2. The speech coding method of claim 1, wherein generating the plurality of multi-tap long term predictor filter coefficients comprises generating a plurality of multi-tap long term predictor filter coefficients limited to a plurality of quantized values.

4. The method of claim 3, wherein generating the plurality of multi-tap long term predictor filter coefficients

And

Generating a plurality of multi-tap long term predictor filter coefficients constrained by a, wherein α is a shaping coefficient.

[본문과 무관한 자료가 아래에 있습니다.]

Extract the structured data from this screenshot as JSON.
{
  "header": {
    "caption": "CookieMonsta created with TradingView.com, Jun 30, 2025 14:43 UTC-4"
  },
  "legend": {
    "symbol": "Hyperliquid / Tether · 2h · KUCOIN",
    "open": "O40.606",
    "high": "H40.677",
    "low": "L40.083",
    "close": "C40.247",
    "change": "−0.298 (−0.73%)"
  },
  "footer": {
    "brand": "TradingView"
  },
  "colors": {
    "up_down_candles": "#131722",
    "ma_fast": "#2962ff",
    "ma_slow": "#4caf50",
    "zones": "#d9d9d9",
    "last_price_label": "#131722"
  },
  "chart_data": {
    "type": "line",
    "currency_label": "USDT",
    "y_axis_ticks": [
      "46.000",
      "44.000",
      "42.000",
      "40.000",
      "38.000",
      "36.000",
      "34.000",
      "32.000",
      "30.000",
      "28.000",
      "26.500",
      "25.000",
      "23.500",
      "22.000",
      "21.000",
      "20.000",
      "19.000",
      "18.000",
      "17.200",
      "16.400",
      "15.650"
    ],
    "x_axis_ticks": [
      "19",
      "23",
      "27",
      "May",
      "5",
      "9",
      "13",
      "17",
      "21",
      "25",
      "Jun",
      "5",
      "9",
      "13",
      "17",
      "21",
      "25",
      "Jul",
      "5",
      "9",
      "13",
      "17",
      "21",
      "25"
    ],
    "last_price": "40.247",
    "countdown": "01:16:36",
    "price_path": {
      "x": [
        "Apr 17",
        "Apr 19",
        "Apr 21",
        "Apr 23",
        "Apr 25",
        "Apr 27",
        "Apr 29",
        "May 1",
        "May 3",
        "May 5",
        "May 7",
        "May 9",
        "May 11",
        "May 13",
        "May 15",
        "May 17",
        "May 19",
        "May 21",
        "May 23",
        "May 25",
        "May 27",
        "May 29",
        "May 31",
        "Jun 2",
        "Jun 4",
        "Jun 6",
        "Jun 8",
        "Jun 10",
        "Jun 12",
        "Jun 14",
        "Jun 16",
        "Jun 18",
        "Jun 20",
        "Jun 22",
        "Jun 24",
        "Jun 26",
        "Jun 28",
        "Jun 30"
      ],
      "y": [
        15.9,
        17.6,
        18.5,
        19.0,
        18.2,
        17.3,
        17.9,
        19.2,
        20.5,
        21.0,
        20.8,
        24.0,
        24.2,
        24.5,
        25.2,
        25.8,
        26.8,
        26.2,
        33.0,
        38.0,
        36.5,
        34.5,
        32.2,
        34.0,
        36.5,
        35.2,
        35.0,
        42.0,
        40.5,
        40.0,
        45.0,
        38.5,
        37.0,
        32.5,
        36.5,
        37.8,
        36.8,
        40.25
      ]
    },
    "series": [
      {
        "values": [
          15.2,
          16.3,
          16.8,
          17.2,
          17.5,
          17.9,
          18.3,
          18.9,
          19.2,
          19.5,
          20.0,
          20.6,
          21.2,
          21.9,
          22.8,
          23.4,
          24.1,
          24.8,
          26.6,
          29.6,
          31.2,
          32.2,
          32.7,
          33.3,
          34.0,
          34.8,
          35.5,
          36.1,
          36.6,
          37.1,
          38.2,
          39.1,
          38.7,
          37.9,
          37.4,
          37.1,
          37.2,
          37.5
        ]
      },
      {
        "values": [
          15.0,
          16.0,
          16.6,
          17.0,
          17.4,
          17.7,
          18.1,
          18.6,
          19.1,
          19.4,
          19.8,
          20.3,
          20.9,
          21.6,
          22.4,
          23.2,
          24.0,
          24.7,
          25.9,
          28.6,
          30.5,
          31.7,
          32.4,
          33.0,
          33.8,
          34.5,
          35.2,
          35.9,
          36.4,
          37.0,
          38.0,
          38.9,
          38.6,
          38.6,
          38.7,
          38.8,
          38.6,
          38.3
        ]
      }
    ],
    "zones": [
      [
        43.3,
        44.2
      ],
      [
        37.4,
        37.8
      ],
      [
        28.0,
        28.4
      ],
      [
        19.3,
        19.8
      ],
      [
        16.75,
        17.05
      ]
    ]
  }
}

8. The method of claim 7, wherein α is limited to a predetermined range.

In the device,

Means for generating;

Means for receiving an input signal s (n);

Means for generating a target vector p (n) based on the input signal s (n);

The target vector p (n) and the plurality of weighted adaptive codebook vectors

Means for generating a plurality of correlation terms R _cc (i, j), R _pc (i) based on the following; And

Means for generating a frame).

In the device,

;

A perceptual error weighting filter that receives an input signal s (n) and outputs a target vector p (n) based at least on s (n);

The weighted adaptive codebook vectors

And receiving the target vector p (n), the target vector p (n) and the weighted adaptive codebook vectors

A correlation generator that outputs a plurality of correlation terms R _cc (i, j), R _pc (i) based on the plurality of correlation terms; And

The correlation terms _{(R cc (i, j)} , R pc (i)) receiving a, and the plurality of correlation terms _{(R cc (i, j)} , R pc (i)) number of multiple, based on Tap long term predictor filter coefficients (

And an error minimization circuit.

2. The method of claim 1, wherein generating the plurality of multitap long term predictor filter coefficients comprises generating a plurality of multitap long term predictor filter coefficients that implement spectral shaping.